In the first instance – the judgment was subsequently confirmed by the TJSP – the judge declared the proceeding extinct, without resolution on the merits, on the understanding that the fact that the heir claims to be the possessor of the asset exclusively does not allow her to acquire ownership individually, since the tolerance of the other heirs generates detention of the asset, but not its possession.
The reporting justice of the heir’s special appeal, Minister Nancy Andrighi, highlighted that, with death, the transfer of the property to its heirs occurs, in accordance with the rule of article 1,784 of the Civil Code of 2002.
“From this transfer, a pro indiviso co-ownership over the hereditary estate is created, the right of the co-heirs, as to the ownership and possession of the inheritance, being governed by the rules relating to co-ownership, as provided in article 1,791, sole paragraph, of the CC/02,” the minister pointed out.
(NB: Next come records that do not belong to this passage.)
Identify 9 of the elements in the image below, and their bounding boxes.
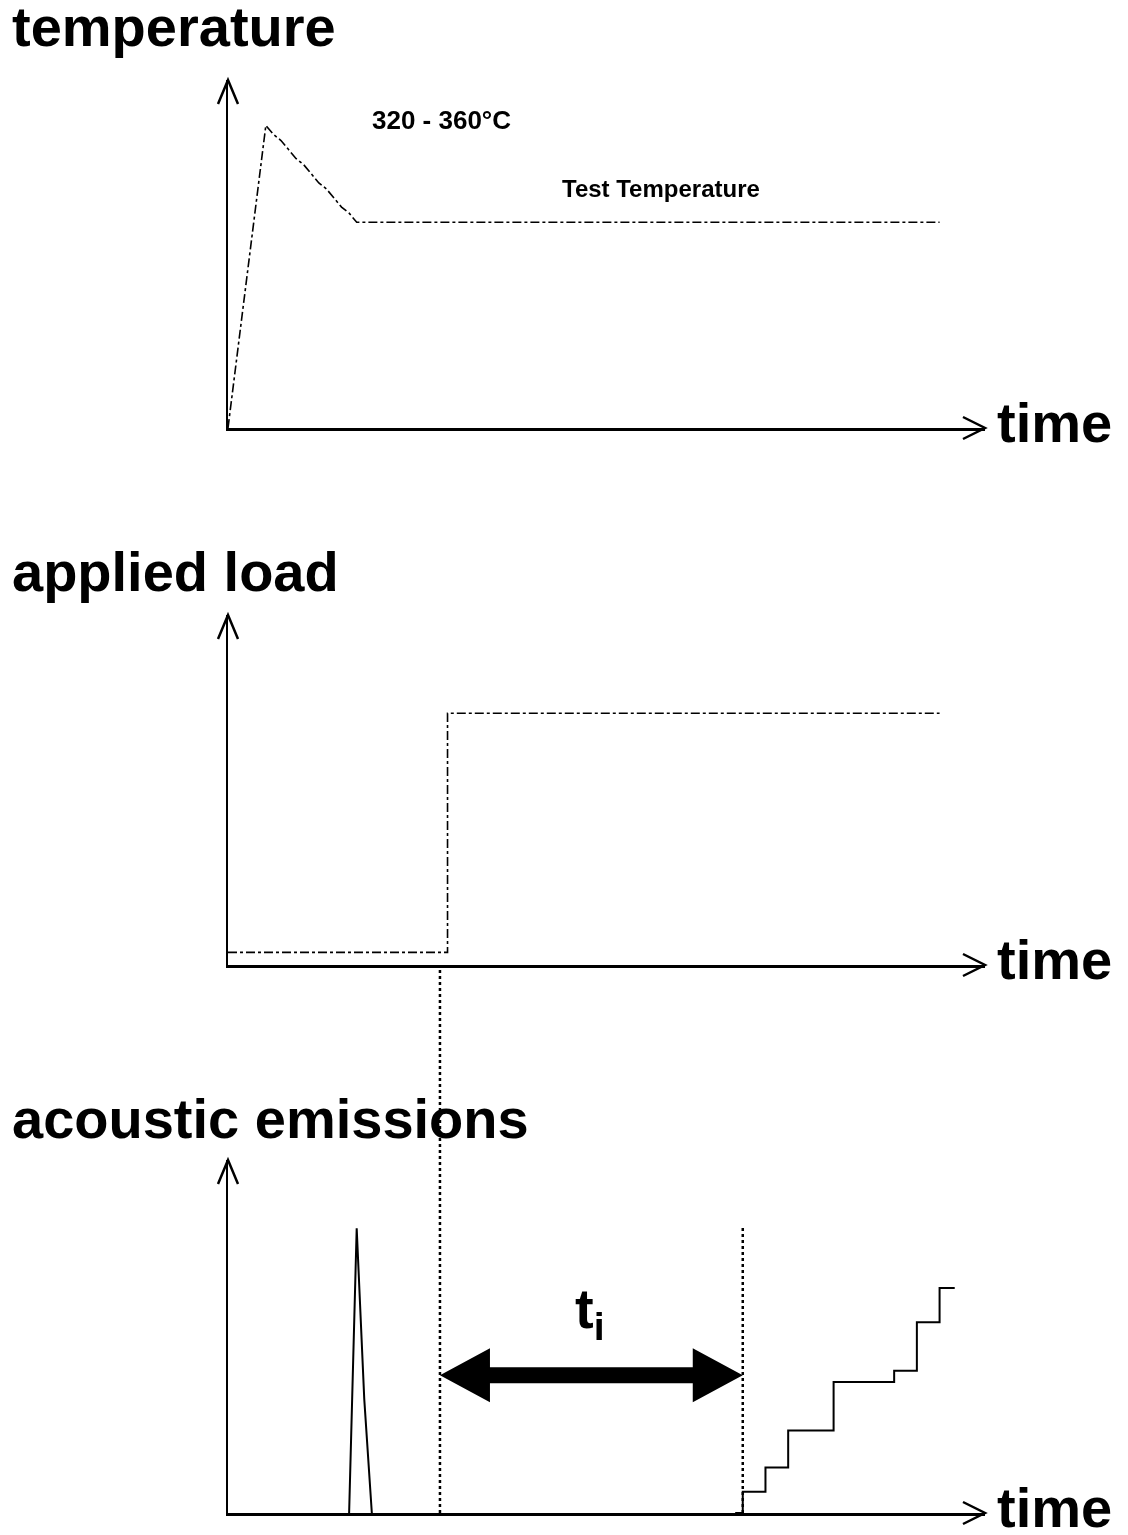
x-axis-title: time: [997, 928, 1113, 991]
x-axis-title: time: [997, 1476, 1113, 1535]
y-axis-title: applied load: [12, 540, 339, 603]
x-axis-title: time: [997, 391, 1113, 454]
annotation: 320 - 360°C: [372, 105, 512, 135]
annotation: t$_{i}$: [575, 1277, 605, 1348]
y-axis-title: temperature: [12, 0, 336, 58]
annotation: Test Temperature: [562, 175, 760, 202]
y-axis-title: acoustic emissions: [12, 1087, 529, 1150]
However, the reporting justice highlighted that the STJ has case law to the effect that it is possible for the co-owner to acquire by adverse possession, in his own name, provided that the legal requirements of adverse possession are met and that exclusive possession has been exercised by the heir/co-owner as if he were the owner (animus domini).
“It is concluded, therefore, that the present adverse possession action filed by the appellant should not have been extinguished, without resolution on the merits, and the records should return to the court of origin so that the necessary evidentiary phase may be afforded to it for the proof of the exclusivity of her possession, as well as of the other requirements of extraordinary adverse possession,” the minister concluded in ordering the return of the records to the court of origin.